CAR completed legislative and presidential elections in January and March and last month signed a ceasefire agreement with the Convention of Patriots for Justice and Peace (CPJP), the only armed group not to have signed the June 2008 Libreville Comprehensive Peace Agreement.
Ms. Vogt took note of the Government’s actions on political reform, poverty reduction, ceasefire agreements, and the disarmament, demobilization and reintegration (DDR) of ex-combatants, and urged continued international assistance for those efforts.
CAR, she said, “is at the crossroads of critical conflict zones, impacted by insecurity from the Democratic Republic of Congo (DRC) and Sudan, with the possibility of an upsurge of insecurity across the Sudanese border as the country grapples with security challenges that would necessarily attend the creation of the new state of South Sudan.”
South Sudan becomes independent from the rest of the country on Saturday, following a referendum staged in January.
Ms. Vogt highlighted what the Secretary-General called the “dire” situation of women and children in CAR and said she was planning to establish a protection unit within BINUCA to “help coordinate these issues.”
In a statement to the press after her briefing, Council members welcomed the Government’s commitment to fight corruption, its plans to increase DDR, the signing of the peace agreements, and the signing of a tripartite agreement between CAR, Chad and Sudan, but added that they were “concerned by the dire humanitarian situation.”
The members “underline the importance of continuing to ensure the security of refugees, internal displaced persons and humanitarian personnel before a political solution to security concerns in the region can make their voluntary return possible,” the statement added.

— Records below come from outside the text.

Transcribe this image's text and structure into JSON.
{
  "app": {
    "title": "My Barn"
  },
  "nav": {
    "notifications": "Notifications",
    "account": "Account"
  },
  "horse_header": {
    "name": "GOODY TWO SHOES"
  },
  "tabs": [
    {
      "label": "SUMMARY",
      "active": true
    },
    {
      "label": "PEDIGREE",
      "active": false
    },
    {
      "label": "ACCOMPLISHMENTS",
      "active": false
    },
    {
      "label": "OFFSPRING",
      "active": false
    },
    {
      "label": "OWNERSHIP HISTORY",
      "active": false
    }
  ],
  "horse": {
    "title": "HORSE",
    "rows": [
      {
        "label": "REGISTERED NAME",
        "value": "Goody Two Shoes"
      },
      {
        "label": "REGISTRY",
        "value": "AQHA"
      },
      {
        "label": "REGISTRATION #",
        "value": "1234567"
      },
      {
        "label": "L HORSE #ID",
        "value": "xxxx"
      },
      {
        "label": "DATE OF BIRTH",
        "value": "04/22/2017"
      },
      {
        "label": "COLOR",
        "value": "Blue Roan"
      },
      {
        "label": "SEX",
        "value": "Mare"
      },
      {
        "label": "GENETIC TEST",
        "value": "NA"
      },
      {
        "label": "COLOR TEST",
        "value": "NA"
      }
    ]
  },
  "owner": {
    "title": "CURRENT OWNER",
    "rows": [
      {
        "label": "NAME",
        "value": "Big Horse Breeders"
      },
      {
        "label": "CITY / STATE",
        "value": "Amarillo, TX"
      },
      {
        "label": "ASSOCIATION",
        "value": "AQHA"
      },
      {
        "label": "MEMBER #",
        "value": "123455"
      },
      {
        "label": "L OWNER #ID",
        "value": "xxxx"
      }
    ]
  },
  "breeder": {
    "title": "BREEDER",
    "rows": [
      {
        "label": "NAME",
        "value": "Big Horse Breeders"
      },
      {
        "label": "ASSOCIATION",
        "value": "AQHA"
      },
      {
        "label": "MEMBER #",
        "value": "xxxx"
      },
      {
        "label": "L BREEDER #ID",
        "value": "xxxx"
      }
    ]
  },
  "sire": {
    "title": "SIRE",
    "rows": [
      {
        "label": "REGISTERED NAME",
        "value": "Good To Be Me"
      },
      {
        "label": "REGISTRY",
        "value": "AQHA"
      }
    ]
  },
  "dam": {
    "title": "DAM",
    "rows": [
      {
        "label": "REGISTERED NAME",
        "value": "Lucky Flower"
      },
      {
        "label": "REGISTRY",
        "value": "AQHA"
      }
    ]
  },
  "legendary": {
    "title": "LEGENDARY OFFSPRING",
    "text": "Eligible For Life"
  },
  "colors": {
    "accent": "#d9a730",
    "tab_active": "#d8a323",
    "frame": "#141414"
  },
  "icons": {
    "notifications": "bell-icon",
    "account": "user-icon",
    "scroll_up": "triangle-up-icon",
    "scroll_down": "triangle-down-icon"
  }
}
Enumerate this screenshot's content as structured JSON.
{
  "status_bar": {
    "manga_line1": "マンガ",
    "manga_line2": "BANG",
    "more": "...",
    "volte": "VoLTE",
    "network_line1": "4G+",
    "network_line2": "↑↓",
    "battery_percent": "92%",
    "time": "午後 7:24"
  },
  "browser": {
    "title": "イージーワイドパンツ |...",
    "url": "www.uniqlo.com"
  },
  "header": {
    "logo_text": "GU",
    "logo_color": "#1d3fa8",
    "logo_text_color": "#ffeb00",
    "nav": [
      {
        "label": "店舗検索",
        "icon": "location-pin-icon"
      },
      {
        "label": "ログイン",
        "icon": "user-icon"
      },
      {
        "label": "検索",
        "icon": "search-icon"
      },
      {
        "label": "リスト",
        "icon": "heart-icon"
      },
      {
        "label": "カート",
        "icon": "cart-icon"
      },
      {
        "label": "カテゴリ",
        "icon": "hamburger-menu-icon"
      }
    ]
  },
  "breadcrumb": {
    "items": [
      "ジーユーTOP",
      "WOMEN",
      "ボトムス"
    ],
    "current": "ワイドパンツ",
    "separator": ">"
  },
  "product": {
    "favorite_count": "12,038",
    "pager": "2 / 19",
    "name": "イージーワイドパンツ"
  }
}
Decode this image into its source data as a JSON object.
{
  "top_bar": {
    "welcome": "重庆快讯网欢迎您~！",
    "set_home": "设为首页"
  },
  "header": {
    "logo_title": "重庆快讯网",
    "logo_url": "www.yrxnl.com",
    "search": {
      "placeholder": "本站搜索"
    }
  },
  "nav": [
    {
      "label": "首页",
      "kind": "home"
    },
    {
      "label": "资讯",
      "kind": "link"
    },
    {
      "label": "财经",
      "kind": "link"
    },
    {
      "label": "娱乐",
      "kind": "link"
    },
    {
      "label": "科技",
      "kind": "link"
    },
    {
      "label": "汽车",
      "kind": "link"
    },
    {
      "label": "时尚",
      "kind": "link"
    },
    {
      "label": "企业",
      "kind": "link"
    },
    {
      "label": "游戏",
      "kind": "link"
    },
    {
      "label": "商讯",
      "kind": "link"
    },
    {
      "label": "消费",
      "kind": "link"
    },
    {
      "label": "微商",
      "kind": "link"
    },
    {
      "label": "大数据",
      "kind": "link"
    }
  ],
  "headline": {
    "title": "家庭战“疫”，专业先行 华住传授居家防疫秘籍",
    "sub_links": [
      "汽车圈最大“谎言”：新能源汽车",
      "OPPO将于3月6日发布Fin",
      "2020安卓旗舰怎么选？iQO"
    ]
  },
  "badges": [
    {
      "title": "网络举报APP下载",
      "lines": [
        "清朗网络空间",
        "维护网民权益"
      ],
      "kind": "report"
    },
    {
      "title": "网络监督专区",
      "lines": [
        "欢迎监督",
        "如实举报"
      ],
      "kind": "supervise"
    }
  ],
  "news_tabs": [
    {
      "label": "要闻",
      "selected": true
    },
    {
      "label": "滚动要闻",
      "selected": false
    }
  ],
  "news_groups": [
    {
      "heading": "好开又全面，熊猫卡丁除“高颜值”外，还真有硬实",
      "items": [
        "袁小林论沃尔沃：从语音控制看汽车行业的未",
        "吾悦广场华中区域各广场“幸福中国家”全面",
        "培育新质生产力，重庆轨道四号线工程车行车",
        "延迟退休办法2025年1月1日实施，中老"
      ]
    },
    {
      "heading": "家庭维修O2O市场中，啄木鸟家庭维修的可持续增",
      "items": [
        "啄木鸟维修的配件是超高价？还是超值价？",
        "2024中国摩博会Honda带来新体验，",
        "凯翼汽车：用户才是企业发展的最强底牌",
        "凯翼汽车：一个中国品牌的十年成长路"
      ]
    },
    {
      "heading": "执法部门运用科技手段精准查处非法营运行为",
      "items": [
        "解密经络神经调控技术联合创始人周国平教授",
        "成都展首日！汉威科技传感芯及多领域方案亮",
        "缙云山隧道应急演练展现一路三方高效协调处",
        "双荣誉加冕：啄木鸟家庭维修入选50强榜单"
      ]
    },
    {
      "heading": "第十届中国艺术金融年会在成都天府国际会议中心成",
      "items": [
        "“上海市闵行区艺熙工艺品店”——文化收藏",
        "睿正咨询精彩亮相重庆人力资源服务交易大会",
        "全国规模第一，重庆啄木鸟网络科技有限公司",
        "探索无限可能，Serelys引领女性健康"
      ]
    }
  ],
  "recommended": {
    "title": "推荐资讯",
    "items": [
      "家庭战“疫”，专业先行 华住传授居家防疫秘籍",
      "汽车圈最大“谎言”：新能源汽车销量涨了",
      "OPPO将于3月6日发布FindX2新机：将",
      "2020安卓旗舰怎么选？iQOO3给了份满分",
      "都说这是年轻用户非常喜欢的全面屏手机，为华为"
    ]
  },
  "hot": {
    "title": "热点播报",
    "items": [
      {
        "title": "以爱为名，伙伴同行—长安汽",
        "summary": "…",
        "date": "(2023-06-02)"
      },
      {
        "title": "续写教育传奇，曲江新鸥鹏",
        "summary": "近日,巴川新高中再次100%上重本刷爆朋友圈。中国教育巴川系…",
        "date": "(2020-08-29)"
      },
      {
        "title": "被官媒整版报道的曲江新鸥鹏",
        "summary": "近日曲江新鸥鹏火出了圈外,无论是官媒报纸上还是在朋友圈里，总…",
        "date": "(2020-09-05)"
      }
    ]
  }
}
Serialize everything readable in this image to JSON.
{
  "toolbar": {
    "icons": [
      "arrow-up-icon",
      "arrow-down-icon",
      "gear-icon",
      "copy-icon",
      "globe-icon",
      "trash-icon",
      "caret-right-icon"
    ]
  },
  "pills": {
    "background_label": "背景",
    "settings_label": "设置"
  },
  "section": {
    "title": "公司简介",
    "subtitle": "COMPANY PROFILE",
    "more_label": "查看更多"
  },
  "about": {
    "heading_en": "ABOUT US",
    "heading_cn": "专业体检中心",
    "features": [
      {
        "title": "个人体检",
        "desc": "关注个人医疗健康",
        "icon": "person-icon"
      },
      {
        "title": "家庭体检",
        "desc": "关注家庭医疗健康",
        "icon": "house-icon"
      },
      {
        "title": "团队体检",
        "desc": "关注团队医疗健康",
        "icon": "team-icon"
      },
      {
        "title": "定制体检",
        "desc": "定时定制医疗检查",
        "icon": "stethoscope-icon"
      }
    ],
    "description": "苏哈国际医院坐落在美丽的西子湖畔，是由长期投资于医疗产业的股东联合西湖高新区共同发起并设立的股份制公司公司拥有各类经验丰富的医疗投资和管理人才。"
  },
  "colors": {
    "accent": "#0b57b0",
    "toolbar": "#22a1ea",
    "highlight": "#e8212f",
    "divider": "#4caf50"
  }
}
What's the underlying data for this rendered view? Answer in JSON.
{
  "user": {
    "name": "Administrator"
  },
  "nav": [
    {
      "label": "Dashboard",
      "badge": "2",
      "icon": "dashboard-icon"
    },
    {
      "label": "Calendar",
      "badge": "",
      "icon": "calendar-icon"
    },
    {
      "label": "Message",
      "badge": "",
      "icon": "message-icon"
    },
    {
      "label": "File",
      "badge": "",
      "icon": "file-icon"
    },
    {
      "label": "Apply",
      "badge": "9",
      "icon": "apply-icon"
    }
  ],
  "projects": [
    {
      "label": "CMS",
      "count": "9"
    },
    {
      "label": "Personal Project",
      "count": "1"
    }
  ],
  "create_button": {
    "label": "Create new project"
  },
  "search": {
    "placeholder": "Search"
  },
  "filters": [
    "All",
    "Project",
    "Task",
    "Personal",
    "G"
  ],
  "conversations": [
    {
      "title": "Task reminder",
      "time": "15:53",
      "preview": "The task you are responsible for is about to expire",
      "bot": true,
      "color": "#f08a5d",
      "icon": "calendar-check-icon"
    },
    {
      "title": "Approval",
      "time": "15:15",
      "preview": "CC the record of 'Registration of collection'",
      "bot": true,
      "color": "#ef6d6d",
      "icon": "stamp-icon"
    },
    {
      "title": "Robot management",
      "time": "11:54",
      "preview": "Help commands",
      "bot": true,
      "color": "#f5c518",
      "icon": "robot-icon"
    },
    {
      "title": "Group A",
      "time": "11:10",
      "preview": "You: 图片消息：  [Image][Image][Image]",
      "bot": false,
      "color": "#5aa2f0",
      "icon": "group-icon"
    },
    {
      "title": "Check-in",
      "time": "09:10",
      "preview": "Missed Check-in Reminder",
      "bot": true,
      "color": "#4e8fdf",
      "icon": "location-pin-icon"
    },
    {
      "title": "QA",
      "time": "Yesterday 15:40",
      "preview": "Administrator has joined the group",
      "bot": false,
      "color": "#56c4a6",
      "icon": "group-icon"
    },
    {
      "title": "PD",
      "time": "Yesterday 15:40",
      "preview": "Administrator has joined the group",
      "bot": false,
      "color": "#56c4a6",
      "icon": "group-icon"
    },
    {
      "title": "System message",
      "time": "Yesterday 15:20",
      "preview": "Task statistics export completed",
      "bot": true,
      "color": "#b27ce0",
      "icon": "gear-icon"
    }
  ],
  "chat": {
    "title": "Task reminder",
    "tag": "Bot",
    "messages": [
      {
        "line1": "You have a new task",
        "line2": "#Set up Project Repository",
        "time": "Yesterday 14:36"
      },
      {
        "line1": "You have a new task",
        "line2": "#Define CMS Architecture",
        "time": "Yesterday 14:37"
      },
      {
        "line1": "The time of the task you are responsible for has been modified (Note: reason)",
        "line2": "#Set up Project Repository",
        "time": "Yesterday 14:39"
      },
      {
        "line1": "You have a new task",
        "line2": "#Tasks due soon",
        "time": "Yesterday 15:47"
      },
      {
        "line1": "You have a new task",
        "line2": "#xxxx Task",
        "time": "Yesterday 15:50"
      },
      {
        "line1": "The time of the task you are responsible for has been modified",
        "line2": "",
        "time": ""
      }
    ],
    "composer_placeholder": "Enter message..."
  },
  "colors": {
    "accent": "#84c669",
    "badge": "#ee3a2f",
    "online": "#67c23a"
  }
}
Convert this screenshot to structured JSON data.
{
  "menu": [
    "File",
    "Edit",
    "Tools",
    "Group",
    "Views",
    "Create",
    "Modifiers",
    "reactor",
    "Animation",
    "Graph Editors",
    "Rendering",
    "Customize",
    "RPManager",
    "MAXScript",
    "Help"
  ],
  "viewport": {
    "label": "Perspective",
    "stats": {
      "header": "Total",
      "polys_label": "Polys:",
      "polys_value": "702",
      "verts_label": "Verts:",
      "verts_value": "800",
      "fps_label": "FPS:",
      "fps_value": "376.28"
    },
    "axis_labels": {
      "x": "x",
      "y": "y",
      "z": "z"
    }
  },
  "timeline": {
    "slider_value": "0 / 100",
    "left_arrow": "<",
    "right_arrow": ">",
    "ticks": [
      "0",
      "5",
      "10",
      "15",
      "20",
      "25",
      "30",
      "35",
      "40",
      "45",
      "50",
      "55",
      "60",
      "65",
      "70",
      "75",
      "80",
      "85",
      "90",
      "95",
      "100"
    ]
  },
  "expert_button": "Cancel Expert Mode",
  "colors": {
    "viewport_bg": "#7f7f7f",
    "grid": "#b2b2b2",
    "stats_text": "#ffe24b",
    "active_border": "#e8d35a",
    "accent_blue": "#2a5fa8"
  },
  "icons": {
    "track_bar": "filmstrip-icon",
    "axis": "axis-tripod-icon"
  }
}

“They encourage the Central African authorities and the politico-military groups to play an active role in the prevention of human rights abuses.”
The UN withdrew its peacekeeping operation from CAR and Chad last year at the end of its mandate, and has since concentrated on civilian peacebuilding efforts, including promoting reconciliation, supporting the DDR process, electoral assistance, reforming the security sector and helping efforts to restore State authority throughout the country.